This may be the only place in the state, but the Uncommitted preference group reached 15% viability at the Johnson County Democratic convention.
Numbers are pretty much all I have to report, since I missed all the speeches. I was in my usual convention role as credentials committee co-chair, which means I'm the dude doing the delegate data entry. That kept me in the Credentials Bunker from 8 AM till 11, and that seems to be when the speeches happened. I'd also decided that I was going to skip the platform this year, so once my services were no longer required I escaped and rode my bike.
But here's the numbers. On caucus night the Johnson County delegates split 202 for the president and 23 uncommitted. Uncommitted was able to fill all 23 of their seats and picked up five more from switches at check in. (Some of those were folks from places where uncommitted was non-viable on caucus night.) That was enough to put them over viability.

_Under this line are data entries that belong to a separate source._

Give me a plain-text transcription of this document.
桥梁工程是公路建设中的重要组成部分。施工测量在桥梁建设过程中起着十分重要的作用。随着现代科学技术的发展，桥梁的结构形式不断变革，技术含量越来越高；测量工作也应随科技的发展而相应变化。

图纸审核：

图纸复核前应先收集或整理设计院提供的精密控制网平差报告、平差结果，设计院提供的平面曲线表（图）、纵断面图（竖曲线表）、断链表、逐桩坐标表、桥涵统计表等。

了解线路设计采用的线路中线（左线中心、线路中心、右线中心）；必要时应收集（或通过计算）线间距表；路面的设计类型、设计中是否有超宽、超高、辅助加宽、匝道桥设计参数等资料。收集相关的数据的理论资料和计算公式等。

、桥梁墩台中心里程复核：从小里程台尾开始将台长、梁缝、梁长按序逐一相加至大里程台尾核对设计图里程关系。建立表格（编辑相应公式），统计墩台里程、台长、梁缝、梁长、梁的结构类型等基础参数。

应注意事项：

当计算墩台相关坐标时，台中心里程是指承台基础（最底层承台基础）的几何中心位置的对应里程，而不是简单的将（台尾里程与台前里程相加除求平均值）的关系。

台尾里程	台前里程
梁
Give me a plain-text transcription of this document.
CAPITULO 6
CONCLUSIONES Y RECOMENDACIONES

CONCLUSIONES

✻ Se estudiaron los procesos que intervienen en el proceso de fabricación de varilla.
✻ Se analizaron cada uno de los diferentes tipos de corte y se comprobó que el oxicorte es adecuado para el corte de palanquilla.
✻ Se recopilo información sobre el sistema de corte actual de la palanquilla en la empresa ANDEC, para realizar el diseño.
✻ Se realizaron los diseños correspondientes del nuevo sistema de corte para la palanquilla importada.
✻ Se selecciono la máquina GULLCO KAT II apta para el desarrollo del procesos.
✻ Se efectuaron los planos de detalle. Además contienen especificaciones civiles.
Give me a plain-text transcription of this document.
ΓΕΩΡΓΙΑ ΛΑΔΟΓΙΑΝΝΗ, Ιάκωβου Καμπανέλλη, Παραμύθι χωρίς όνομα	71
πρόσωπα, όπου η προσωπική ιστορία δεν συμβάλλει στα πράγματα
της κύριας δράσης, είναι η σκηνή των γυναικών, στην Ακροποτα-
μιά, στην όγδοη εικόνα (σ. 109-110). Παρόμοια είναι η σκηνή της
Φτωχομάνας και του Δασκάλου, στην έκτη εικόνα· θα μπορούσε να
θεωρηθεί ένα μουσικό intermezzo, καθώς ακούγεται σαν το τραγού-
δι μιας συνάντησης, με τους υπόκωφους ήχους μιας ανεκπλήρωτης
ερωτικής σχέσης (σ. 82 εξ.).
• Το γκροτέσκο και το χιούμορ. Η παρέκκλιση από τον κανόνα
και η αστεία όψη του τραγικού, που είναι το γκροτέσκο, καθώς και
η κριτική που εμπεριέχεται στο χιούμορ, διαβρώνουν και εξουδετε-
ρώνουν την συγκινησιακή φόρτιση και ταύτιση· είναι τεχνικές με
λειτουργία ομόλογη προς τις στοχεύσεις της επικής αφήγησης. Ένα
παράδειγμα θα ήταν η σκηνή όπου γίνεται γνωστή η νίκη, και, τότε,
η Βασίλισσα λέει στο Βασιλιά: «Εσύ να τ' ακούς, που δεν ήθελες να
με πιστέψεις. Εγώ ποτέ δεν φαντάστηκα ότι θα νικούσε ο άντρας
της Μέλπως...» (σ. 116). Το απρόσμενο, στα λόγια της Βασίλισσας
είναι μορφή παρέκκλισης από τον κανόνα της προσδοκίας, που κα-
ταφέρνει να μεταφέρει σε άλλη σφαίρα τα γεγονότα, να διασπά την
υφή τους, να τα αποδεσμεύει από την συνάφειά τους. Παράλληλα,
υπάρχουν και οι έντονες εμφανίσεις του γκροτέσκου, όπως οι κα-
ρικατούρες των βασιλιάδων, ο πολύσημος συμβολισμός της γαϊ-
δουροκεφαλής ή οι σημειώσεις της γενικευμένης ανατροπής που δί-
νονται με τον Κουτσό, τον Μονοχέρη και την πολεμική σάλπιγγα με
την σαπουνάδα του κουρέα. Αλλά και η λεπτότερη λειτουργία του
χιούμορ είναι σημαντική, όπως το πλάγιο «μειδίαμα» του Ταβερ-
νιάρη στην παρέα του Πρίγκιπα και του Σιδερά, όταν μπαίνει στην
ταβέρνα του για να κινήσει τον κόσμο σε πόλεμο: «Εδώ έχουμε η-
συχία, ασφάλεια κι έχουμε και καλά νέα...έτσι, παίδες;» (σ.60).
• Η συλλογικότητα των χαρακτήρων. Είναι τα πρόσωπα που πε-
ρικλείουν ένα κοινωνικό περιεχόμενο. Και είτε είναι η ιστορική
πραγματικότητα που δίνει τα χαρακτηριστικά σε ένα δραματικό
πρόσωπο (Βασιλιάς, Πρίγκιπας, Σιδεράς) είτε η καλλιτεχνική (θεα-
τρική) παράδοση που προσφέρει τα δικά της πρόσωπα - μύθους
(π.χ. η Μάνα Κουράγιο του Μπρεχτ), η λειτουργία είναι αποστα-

Team Uncommitted had more alternates present than seats available. They picked up another five delegates when Team Obama agreed to seat their extra five people. In turn, the uncommitteds agreed to seat five extra Obama people who hadn't been elected as delegates on caucus night, but were present and wanted to participate. Mostly that was people like elected officials. Those numbers weren't a quid pro quo, they just happened to match. So everybody who wanted a seat got a seat.
That's the Johnson County Democrats tradition: be inclusive whenever possible. Both teams were all happy friendly donkeys together. The biggest headache I had at credentials was someone whose name was spelled wrong in the caucus notes. Oh, THAT's why I couldn't find you. Compared to our usual issues, this was nuthin'.
Uncommitted then picked up four people from Obama at realignment, but lost one who switched from Uncommitted to Obama.
The final count was Obama 152, Uncommitted 36, which translated to 61 district/state delegates for Obama and 15 for uncommitted. Delegate elections were solved by our favorite method: put your hand down to be an alternate. But the platform committee seats were the real prizes, and we had to vote through multiple ballots on those.
I heard that Dave Loebsack stopped by but it was right at credentials crunch time. Absolutely no sign of Joe Seng people, if there even are any.